Nie planowałam szyć wielu rzeczy do wyprawki w przypadku drugiego dziecka, bo ochraniacz na szczebelki czy inne drobiazgi zostały mi jeszcze z wyprawki Róży. Wybrałam wtedy neutralne kolory, więc będą pasowały także dla chłopca. Wymyśliłam sobie, że oprócz kocyka, o którym już pisałam, uszyję do kompletu poduszkę. Znalazłam taki pomysł już po urodzeniu się Różyczki, więc nie wiem czy ten patent się sprawdza. Chodzi mi mianowicie o poduszkę-motylka. Niemowlęta nie powinny spać na poduszkach i u Róży pojawiła się ona w łóżeczku, gdy miała już roczek. Tą poduszeczkę można też wykorzystać w foteliku samochodowym. Jestem ciekawa jak się sprawdzi.
4 komentarze:
używałam podobną przez chwilę u swojej Natalki :) sprawdzała się przy ulewaniu bo wiedziałam,że mała na boczku spokojnie będzie leżała :)
Zobaczymy czy u nas się sprawdzi. Róża też spała sporo na boku.

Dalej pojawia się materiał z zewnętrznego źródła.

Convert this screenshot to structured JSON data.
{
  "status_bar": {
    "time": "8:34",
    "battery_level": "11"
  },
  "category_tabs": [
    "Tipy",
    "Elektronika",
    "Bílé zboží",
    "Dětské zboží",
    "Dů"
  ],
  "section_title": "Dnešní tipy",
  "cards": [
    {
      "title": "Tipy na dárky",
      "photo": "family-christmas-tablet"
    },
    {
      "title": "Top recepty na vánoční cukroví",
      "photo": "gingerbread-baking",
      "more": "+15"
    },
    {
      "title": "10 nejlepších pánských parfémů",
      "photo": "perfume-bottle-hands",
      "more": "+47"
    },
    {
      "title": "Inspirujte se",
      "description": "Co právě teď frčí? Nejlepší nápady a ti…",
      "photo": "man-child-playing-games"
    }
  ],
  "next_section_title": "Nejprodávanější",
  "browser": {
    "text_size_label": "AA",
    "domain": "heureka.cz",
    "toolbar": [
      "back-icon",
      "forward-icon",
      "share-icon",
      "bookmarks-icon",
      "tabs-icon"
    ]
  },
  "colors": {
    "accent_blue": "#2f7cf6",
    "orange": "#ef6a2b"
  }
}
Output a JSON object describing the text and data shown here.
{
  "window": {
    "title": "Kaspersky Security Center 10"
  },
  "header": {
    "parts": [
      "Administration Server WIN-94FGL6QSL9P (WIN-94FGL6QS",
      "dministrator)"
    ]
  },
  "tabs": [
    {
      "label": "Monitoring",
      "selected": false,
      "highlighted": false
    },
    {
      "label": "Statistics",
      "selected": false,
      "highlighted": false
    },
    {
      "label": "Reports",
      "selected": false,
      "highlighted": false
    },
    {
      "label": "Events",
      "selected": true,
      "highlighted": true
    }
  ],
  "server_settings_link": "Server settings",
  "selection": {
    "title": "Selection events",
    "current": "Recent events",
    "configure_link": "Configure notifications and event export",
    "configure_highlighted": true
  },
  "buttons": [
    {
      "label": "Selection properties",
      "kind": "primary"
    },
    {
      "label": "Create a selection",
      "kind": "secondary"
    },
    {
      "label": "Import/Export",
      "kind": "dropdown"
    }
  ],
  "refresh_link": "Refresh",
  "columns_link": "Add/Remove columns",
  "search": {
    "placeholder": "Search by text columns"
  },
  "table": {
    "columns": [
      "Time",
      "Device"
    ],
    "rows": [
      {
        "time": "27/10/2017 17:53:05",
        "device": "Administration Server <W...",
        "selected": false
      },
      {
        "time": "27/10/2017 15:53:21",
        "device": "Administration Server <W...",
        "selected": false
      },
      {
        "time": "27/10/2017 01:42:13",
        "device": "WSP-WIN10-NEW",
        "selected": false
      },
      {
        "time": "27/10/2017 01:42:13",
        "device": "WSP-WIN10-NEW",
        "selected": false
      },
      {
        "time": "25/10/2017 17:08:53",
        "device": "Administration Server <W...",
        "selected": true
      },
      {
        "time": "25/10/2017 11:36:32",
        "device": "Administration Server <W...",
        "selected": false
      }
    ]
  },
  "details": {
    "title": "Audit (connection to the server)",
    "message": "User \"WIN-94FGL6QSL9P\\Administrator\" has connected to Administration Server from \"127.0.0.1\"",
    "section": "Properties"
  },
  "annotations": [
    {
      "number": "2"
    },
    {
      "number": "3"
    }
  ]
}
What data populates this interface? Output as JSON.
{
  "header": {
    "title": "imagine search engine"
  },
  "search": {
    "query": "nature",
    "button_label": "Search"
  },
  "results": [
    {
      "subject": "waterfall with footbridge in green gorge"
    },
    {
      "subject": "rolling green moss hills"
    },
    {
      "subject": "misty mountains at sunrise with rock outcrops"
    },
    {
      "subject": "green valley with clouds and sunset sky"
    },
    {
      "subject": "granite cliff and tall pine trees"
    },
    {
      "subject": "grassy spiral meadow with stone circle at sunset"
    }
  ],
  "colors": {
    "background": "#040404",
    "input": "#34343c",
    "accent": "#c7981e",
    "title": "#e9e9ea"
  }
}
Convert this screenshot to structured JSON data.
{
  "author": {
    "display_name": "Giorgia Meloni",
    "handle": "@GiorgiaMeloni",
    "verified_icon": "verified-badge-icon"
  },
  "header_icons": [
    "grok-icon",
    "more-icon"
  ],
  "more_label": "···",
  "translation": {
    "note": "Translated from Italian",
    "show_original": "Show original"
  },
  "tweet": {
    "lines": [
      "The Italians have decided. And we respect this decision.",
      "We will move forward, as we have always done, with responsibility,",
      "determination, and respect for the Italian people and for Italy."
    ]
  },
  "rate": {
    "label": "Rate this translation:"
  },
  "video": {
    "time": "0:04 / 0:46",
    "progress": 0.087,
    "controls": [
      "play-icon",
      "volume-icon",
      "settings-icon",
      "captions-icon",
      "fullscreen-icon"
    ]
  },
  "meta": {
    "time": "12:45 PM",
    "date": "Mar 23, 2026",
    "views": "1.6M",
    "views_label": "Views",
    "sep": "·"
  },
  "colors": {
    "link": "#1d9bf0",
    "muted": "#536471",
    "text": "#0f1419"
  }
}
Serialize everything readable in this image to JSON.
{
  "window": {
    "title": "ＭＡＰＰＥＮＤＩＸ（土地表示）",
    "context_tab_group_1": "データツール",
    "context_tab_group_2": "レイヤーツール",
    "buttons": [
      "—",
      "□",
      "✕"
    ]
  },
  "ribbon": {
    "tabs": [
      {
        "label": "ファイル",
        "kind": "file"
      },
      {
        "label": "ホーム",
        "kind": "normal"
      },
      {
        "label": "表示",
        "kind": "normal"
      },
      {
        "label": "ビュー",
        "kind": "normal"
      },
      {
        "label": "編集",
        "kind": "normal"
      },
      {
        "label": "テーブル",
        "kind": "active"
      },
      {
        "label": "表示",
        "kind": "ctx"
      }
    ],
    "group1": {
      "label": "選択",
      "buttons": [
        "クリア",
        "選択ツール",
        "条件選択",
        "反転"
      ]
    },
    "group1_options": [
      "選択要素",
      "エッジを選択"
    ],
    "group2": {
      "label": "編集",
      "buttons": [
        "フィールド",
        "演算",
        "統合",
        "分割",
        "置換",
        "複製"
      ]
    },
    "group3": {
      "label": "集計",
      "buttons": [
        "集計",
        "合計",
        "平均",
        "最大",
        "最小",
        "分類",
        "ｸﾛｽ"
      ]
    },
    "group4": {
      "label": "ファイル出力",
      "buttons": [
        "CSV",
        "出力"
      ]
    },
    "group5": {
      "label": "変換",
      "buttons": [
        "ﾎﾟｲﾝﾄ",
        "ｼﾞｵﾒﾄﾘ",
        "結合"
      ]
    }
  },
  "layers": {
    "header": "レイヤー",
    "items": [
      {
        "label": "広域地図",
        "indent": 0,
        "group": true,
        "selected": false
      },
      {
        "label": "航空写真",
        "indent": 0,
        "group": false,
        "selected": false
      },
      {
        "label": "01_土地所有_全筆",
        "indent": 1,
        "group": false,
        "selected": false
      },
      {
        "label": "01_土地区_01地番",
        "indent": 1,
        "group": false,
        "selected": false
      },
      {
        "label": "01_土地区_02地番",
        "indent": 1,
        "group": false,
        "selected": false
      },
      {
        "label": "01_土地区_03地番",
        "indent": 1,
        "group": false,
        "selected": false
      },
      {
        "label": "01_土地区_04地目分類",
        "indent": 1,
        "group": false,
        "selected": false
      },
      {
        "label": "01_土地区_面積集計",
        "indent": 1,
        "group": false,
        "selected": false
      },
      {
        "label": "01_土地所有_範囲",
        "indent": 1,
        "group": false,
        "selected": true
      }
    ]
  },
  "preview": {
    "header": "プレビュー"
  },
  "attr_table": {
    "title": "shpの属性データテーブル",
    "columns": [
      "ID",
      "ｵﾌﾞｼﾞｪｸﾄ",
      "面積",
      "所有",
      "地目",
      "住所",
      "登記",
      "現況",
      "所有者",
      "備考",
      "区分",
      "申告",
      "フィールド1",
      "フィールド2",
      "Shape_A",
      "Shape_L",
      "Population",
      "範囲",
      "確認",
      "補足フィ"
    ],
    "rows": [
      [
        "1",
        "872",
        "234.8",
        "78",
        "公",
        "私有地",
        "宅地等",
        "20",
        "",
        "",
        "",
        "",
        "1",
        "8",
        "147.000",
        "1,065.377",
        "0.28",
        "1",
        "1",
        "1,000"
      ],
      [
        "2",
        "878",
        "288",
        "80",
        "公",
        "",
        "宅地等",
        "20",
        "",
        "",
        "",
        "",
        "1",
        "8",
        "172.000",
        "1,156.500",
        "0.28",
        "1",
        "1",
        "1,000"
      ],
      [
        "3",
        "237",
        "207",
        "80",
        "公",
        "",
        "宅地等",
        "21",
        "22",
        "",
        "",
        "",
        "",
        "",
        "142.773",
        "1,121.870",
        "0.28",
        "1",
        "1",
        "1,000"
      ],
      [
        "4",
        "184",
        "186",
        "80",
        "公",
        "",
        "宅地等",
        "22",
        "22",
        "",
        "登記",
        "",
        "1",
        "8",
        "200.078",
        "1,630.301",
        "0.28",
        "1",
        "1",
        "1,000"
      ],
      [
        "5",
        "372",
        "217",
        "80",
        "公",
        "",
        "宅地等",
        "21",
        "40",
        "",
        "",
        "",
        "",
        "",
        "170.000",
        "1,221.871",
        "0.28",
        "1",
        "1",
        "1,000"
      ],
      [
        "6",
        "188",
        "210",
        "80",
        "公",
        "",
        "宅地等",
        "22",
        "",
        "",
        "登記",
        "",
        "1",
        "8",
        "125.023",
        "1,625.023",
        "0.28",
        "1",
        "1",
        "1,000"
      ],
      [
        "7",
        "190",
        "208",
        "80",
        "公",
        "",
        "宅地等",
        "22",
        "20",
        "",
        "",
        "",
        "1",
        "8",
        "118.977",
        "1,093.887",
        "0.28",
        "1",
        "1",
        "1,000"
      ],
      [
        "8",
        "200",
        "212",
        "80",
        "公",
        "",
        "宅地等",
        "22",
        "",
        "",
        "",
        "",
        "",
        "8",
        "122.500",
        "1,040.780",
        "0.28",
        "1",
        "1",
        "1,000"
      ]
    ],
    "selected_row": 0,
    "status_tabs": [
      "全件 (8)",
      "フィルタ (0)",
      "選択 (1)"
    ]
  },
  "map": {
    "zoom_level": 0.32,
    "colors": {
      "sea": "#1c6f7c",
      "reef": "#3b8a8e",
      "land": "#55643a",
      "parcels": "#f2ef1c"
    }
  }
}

Ciekawe rozwiązanie. Warto inwestować w dobrą wyprawkę dla niemowlaka ponieważ może ona w pozytywny sposób wpłynąć na jego zdrowie. Jeżeli mamy już kolejne dziecko to jest mniejszy problem ponieważ wyprawka przechodzi z dziecka na dziecka i nie musimy wydawać dodatkowych pieniędzy.
Przy drugim malucha to już mniejszy wydatek ale ma się też doświadczenie co jest potrzebne. Dzięki za odwiedziny.